You watch other babies grow and become people. They pick up on skills and adapt to the world. And we stay the same. And celebrate the use of a fork and pray for the use of a cup and not just his sippy cup.
This is the ugly side of autism that no one talks about. We preach about autism awareness and acceptance. About kids lining stuff up and being super genius. You think Rain Man.
Well, my kids not a genius. He doesn’t have a special skill. And he doesn’t have an insane talent. And he can’t talk.
That’s my autism. I dug poop out of Cooper’s butt last night. And he lost his ‘using the toilet’ skill. Just like that…it’s gone. No more peeing on the potty. And, he wakes up every single morning before 4 am. So that’s what I’m dealing with.
I’m not perfect. This morning Cooper did something disgusting. Yes, it could be called a childlike behavior but when you stack behaviors on behaviors it can easily continue to happen.
I took off his diaper this morning and he got mad at me. I didn’t know why…nor did I take the time to figure it out. I scolded him and said something like…’Come on buddy. Mommy’s tired. Just take your diaper off.’

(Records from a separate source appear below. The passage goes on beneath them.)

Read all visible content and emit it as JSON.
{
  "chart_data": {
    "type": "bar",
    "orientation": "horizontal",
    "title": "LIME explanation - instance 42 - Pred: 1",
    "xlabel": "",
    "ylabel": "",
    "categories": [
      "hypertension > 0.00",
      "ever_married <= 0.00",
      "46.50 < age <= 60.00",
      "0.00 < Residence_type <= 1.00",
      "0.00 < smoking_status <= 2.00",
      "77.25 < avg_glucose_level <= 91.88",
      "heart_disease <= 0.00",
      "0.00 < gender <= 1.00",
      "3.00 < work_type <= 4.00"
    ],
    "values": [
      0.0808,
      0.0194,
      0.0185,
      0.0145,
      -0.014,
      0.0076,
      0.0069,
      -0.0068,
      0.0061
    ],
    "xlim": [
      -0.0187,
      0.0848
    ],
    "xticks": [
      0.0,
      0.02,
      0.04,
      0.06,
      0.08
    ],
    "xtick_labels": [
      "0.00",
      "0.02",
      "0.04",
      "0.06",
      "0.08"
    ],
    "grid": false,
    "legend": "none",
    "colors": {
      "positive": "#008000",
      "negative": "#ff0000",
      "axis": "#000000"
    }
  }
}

He melted down. Like a true, all out meltdown involving kicking and screaming. And before I could react he pulled poop out of his butt and smeared it on me.
At 6 am. Before work. On a Friday.
I yelled. Loudly. And I scared him. I told him that he is almost five and autism or not we DO NOT smear our poop on mommy. Never. It will not happen. Not today and not ever. It was loud and involved a squeeze of the arm. And it was ugly. And it scared him badly. I was most definitely not mom of the year.
This is the ugly side of autism. The behaviors that turn me into a crazy person. Like when he strips down his bed every day. Strips off the sheets and the blankets. Or when he piles every single item from Sawyers room into his crib. Every book, piece of clothing, toy, diaper, etc goes into the crib. Sigh.
Or thows stuff in the toilet. Makeup brushes, combs, hair ties. You name it. He’s thrown it in.
In public I have my shit together. I can do it. I have perfected the smile and the giggle that is needed to survive.
But, it is very different in the middle of the night, when I am so tired, and so unbelievably worn down and the ugly side of autism rears its head.
Mom of the year quickly turns into “Remember you love this kid and it WILL get better” mom.